Selon une lettre ayant fuité dans les réseaux sociaux, le ministre de l’intérieur et de la décentralisation, Raymond Zéphirin Mboulou, aurait demandé aux directeurs généraux des sociétés de téléphonie mobile, de «bloquer toutes les communications, y compris les S.m.s, pour les journées allant du 10 au 15 mars 2026», «pour des questions de sûreté et de sécurité nationales». Le ministre y aurait adjoint une liste de numéros de téléphone qui resteraient fonctionnels. Si la décision du ministre de l’intérieur et de la décentralisation n’est pas surprenante, en revanche, elle ne s’appuie sur un aucun support juridique pour la justifier. Elle paraît ainsi arbitraire. Aux dernières nouvelles, l’on apprend que ce courrier serait un faux. Tant mieux! Analysons tout de même.

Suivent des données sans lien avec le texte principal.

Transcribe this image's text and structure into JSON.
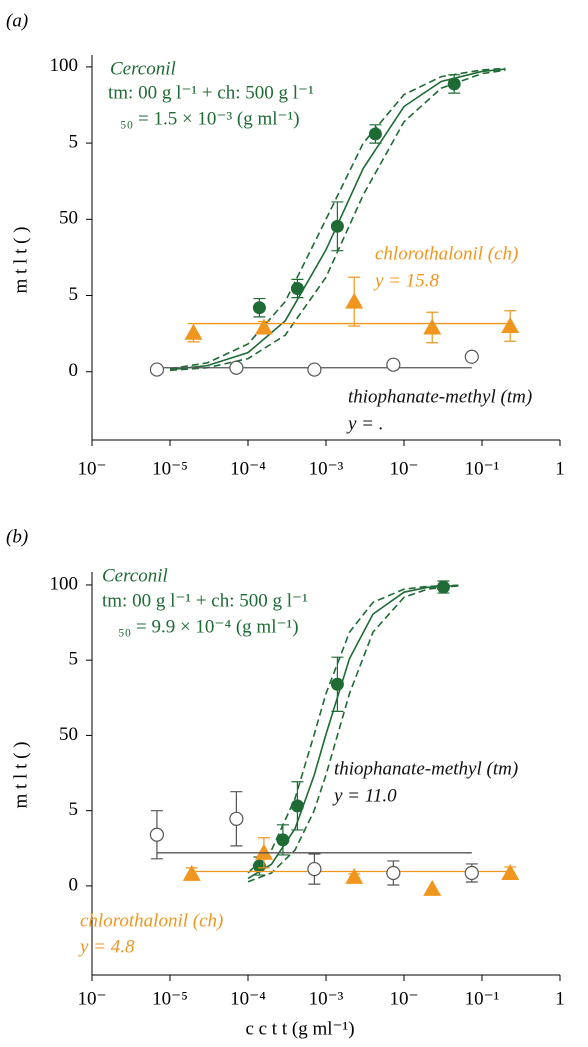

Pour des raisons de sûreté et de sécurité nationales, le ministre de l’intérieur et de la décentralisation aurait ordonné aux sociétés de téléphonie mobile de couper l’Internet dans le pays entre le 10 et le 15 mars 2026. Evidemment, si une telle décision venait à être prise dans le cadre réglementaire, les conséquences socio-économiques seraient énormes pour les citoyens, les institutions, les organisations et les entreprises. Partant du fait que la loi, notamment la Loi n°2009-09 sur les communications électroniques garantit et protège le droit des citoyens de bénéficier des services de communication électronique sur l’ensemble du territoire national, il y a lieu de se demander pourquoi le gouvernement pourrait-il, du jour au lendemain, décider de priver les citoyens de ce droit, sans s’en référer au juge ou au procureur de la République?